1. Tonic phase—The initial manifestations are unconsciousness and tonic contraction of limb muscles for 10 to 30 seconds, producing first flexion and then extension, particularly of the back and neck (Figure 12-2). Tonic contraction of the muscles of respiration may produce an expiration-induced vocalization (cry or moan) and cyanosis, and contraction of masticatory muscles may cause tongue trauma. The patient falls to the ground and may be injured.
2. Clonic phase—The tonic phase is followed by a clonic (alternating muscle contraction and relaxation) phase of symmetric limb jerking that persists for an additional 30 to 60 seconds or longer. Ventilatory efforts return immediately after cessation of the tonic phase, and cyanosis clears. The mouth may froth with saliva. With time, the jerking becomes less frequent, until finally all movements cease and the muscles are flaccid. Sphincteric relaxation or detrusor muscle contraction may produce urinary incontinence.
3. Recovery—As the patient regains consciousness, there is postictal confusion and often headache. Full orientation commonly takes 10 to 30 minutes or even longer in patients with status epilepticus (see next section) or preexisting structural or metabolic brain disorders. Physical examination during the postictal state is usually otherwise normal in idiopathic epilepsy or seizures of metabolic origin, except that plantar responses may be transiently extensor (Babinski sign). The pupils always react to light, even when the patient is unconscious.
4. Status epilepticus—Status epilepticus is defined arbitrarily by seizure continuing for 5 to 30 minutes without ceasing spontaneously or that recur so frequently that full consciousness is not restored between successive episodes. Status epilepticus is a medical emergency because it can lead to permanent brain damage from hyperpyrexia, circulatory collapse, or excitotoxic neuronal damage if untreated.
Figure 12-2. Generalized tonic–clonic seizure, illustrating the appearance of the patient in the tonic (stiffening) and clonic (shaking) phases.
Absence (Petit Mal) Seizures
These are genetically transmitted seizures that always begin in childhood and rarely persist into adolescence. Genes linked to childhood absence epilepsy include the voltage-gated calcium channel and GABAA receptor subunits, malic enzyme 2, and inhibin alpha precursor. The spells are characterized by brief loss of consciousness (for 5-10 seconds) without loss of postural tone. Subtle motor manifestations, such as eye blinking or a slight head turning, are common. More complex automatic movements (automatisms) are uncommon. Full orientation is present immediately after seizure cessation.
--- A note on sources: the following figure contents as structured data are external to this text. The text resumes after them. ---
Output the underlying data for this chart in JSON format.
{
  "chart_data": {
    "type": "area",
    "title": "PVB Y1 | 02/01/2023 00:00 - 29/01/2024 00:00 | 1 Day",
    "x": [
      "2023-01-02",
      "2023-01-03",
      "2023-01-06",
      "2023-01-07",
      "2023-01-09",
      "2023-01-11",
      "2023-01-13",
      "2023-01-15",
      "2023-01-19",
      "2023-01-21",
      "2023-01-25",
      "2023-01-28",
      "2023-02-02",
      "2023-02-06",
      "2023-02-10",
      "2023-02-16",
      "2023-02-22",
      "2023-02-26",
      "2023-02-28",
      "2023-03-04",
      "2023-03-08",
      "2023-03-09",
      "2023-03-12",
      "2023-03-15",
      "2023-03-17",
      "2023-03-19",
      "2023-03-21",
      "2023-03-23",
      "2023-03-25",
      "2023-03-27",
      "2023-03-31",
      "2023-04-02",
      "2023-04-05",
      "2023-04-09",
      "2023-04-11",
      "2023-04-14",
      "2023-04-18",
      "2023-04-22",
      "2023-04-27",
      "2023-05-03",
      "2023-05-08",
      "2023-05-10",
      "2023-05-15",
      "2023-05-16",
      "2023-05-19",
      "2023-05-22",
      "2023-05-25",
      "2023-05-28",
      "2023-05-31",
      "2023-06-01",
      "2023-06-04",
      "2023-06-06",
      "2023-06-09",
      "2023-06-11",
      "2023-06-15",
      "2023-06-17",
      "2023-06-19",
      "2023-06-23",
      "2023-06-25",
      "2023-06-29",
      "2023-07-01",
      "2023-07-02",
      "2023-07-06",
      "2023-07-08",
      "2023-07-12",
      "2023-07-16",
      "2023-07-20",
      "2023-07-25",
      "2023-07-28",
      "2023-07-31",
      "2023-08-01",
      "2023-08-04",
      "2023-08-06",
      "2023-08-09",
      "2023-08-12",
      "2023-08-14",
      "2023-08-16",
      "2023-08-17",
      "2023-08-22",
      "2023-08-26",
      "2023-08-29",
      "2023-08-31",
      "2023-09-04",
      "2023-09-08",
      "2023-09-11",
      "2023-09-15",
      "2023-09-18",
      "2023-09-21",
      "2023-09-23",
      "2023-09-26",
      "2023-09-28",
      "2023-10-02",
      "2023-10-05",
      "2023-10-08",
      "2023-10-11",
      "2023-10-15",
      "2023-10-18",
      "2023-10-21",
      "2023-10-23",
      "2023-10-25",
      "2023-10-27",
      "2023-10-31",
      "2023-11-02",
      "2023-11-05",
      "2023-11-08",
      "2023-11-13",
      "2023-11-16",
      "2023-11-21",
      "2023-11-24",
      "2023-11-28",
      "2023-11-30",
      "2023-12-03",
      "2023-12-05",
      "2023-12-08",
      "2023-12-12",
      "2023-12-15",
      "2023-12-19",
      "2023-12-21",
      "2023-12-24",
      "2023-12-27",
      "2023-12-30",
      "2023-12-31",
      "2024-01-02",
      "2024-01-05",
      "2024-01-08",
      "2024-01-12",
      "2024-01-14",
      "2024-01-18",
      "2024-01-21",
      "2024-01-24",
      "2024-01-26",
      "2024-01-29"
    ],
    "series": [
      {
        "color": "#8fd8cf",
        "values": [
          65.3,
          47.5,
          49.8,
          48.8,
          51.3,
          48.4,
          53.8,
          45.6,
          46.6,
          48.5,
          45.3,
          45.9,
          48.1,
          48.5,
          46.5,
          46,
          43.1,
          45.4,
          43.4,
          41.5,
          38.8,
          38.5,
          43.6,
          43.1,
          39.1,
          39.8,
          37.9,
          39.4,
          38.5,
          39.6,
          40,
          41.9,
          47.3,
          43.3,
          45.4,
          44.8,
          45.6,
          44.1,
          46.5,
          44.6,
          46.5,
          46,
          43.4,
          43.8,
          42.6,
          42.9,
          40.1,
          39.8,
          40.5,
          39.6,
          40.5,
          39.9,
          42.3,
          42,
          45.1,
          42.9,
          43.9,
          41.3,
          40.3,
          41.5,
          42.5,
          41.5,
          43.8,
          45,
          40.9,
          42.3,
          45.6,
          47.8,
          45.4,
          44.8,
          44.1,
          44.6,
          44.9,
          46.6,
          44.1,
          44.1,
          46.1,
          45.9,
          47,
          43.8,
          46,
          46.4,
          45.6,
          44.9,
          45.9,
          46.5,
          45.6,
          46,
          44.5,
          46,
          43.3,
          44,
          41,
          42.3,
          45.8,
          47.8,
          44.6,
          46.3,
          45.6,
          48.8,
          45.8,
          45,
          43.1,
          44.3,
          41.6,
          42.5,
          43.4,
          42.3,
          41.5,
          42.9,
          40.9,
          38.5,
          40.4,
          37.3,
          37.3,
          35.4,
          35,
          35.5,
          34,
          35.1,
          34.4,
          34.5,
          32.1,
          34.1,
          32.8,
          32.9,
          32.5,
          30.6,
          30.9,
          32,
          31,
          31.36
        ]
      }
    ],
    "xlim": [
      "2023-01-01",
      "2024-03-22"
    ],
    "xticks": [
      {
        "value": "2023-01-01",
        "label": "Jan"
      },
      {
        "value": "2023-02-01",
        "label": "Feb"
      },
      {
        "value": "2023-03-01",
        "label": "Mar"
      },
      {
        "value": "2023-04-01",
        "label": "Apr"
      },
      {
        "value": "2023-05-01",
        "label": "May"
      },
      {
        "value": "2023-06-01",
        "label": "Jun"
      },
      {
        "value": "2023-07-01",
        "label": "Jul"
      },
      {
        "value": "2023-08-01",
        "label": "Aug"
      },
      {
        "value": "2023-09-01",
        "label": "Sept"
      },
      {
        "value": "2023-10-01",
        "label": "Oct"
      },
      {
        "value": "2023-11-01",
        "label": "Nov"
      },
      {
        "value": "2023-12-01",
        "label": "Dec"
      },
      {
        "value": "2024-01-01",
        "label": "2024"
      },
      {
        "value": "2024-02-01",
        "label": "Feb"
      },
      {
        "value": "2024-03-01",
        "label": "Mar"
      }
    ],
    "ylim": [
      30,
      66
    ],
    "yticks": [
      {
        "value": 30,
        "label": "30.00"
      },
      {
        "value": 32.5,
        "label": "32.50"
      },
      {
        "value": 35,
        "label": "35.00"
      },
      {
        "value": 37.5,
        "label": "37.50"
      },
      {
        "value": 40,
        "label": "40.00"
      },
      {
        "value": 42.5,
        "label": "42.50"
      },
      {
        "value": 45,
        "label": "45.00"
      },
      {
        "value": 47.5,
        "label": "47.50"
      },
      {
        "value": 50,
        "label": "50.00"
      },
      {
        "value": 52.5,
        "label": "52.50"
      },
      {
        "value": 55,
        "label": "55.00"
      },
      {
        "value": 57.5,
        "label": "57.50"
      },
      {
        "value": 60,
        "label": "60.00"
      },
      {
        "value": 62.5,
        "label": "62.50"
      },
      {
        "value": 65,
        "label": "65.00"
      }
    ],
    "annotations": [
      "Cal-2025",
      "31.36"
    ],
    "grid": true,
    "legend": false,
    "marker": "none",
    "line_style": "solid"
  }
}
There may be as many as several hundred spells daily, leading to impaired school performance and social interactions, so that children may be mistakenly thought to be mentally retarded. The spells are characteristically inducible by hyperventilation. The EEG pattern during a seizure is that of 3-Hz spike-wave activity (Figure 12-3). In most patients with normal intelligence and normal background activity on EEG, absence spells occur only during childhood; uncommonly the attacks continue into adult life, either alone or in association with other types of seizures.
Figure 12-3. EEG of a patient with typical absence (petit mal) seizures, showing a burst of generalized 3-Hz spike-wave activity (center of record) that is bilaterally symmetric and bisynchronous. Odd-numbered leads indicate electrode placements over the left side of the head; even numbers, over the right side.